Moses responds to the Lord’s appeals from the burning bush in a way that I find myself responding to God’s callings on my life. God is revealing Himself. It is obviously all about Him. Even the ground is so holy that Moses cannot keep his sandals on his feet. God identifies Himself. It is a pretty magnificent introduction, if the display of the burning bush is not sufficient to bring Moses to a place of awe and wonder. God says, “I am the God of your father, the God of Abraham, the God of Isaac, and the God of Jacob.” God makes a list of “I have’s”. He has seen His peoples’ affliction. He has heard their cry. He knows their sorrows. He has come down to deliver them. He has come to take them to a place of freedom and abundance. Now He gives an “I will.” He will send Moses the Pharaoh. Moses does something that I often find myself doing. How can Moses, in this glorious display, turn the discussion back on himself? God is HUGE, burning, omniscient, and covenant-keeping, and Moses says, “Who am I that I should go to Pharaoh and bring the Israelites out of Egypt?”

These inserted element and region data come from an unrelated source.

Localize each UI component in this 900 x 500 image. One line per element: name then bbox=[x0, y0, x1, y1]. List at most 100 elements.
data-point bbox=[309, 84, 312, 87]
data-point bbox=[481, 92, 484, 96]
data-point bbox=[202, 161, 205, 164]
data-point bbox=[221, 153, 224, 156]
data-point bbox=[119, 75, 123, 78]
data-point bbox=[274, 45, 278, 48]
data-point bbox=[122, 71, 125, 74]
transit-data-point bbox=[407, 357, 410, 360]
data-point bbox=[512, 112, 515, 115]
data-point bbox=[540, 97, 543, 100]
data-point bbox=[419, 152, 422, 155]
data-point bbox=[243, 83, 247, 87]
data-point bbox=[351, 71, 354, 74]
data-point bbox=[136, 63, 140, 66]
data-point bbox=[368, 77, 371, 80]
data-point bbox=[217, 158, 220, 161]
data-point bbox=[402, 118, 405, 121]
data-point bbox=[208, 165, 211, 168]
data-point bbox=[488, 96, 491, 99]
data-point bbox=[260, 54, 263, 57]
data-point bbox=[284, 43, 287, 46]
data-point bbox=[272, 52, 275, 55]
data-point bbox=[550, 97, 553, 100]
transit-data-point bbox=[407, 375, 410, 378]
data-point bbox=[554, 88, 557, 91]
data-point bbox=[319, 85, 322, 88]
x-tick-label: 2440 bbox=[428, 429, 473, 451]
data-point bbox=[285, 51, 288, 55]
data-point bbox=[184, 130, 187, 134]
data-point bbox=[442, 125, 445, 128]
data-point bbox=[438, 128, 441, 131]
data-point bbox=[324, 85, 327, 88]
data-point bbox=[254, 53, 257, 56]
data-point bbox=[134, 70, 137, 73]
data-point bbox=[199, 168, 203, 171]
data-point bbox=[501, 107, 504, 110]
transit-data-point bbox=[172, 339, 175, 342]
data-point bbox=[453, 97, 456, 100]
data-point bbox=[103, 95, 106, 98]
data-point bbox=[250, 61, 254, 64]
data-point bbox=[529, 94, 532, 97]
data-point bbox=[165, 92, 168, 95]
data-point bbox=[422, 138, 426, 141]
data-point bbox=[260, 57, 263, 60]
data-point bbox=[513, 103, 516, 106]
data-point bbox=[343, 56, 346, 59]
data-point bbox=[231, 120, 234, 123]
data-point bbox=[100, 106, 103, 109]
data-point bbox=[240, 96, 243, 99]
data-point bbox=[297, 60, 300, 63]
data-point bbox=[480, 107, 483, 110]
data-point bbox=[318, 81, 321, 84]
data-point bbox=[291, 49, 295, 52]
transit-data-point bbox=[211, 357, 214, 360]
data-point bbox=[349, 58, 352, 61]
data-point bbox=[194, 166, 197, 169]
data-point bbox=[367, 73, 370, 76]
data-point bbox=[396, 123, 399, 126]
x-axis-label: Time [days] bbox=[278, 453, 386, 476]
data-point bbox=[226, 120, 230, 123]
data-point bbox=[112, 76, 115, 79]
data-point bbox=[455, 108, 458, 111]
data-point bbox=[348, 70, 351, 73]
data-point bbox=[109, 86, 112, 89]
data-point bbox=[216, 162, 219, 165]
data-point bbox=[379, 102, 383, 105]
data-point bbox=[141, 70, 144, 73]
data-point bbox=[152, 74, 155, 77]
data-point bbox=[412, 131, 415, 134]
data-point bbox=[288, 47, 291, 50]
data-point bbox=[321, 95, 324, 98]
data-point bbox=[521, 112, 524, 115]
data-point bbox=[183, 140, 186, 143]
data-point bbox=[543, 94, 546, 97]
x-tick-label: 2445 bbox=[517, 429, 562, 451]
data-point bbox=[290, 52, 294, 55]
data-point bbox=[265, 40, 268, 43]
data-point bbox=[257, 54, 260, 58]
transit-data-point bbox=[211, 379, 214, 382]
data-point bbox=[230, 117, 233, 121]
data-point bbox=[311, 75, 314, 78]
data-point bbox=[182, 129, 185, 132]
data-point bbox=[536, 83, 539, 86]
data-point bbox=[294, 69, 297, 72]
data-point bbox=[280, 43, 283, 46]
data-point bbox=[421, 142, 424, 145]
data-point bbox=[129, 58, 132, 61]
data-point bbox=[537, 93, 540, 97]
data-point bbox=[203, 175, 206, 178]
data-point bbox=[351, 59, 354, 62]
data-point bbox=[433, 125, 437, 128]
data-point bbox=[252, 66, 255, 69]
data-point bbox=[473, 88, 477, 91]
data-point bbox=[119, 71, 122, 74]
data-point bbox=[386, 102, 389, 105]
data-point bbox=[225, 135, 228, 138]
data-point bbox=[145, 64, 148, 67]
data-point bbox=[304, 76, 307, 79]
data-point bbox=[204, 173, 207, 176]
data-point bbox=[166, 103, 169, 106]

Does Moses really think that he is going to be doing the delivering? Who are you, Moses? You are simply the instrument, the vessel. You can be nothing naturally, but when you are used in God’s great power, you are made in Him sufficient for whatever purpose God has intended. God says, “I will surely be with you.” He does not respond the way Moses wants. He doesn’t even really answer Moses’ question of “who am I?” God gives a better answer. He answers with who He is, and where He will be. God is the I AM, who was, and will be. Moses has got it all wrong. I often have it all wrong. It is not about my talent, ability, or self-sufficiency. God uses the stuttering, fumbling, foolish, outcasts, and fugitives of society to accomplish His God-sized purposes. Then all will see that only God could have accomplished the works displayed in our lives.